Cristóbal Encinas
Sánchez
A las afueras del barrio de las Cinco Casas, había un muro paralelo a la cuneta de la carretera donde pintaban los jóvenes sus corazones atravesados por una flechas extremadamente grandes. Los nombres de ellos estaban en clave, de instrumentos musicales y a los de ellas les ponían nombres simulados de flores: Margarita, Hortensia, Azucena... Como algunos no tenían muchas expectativas de que se echaran por novia a tales señoritas, solían poner debajo una fecha imposible de cumplir, las de un año futuro imposible de llegar, como el 3.250 d.C.
Uno de los jóvenes, muy enamorado y ágil en su conquista, le daba besos a su amada muy repetidamente y de escasa duración. La chica que era un poco tímida, en principio, los aceptaba de buen grado y siempre a escondidillas. Con el tiempo se fue afianzando su confianza en él y su forma de besar le entusiasmaba. Llegó la noche de Santiago y había verbena en el barrio. Fue la gente del pueblo a divertirse pero en cuantía de unas quince o veinte niñas, las amigas que allí vivían.

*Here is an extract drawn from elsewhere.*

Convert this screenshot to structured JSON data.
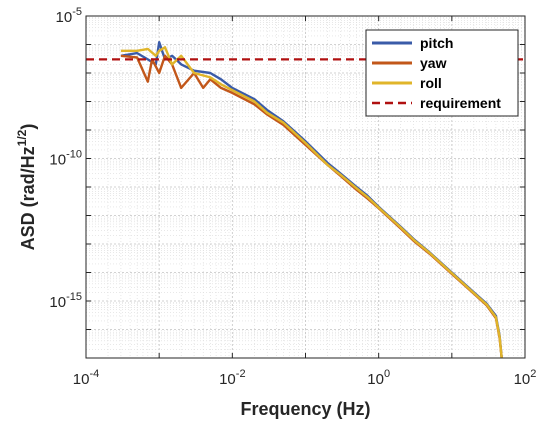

Durante el descanso de la orquesta, se fueron "el Flauta" y "la Rosa" detrás de unos jardines próximos al parque. No había mucha claridad pues no había salido aún la luna, y farolas no había muchas. Adentrándose un poco, él no se lo esperaba pero ella se abalanzó de forma que lo sentó en un banco de madera. Le sujetó la cabeza y se la acercó de súbito a su boca. Se le fue la cabeza, y el primer beso fue largo, voraz e inolvidable.
–Te quiero, Rosa –decía él cuando casi al medio minuto lo dejaba respirar. Y secundaba con otro beso aún más pasional y prolongado. Era el éxtasis.
Los demás jóvenes, con su cachondeo habitual, de uno en uno, iban pasando cerca de donde estaban los enamorados y se dejaban caer con: "Que te asfixia, no se te ve ni respirar" o "te vas a poner morao".
Comenzó la música. Todas las parejas se aproximaron para bailar los dulces valses de Strauss que les tenían reservados. Al Flauta y a Rosa no se les vio asomar y algunos se miraban suspicaces hacia los alrededores, haciéndose musarañas, coquitos: Solo Dios sabría lo que se estarían amando.
A otro día en el muro había una larga inscripción debajo de dos corazones ensartados que decía: "A cien metros de aquí, por pocas si se produce la defunción del " flautista" por falta de aire".
Y allí quedó perdurable un perfume a rosas recién cortadas.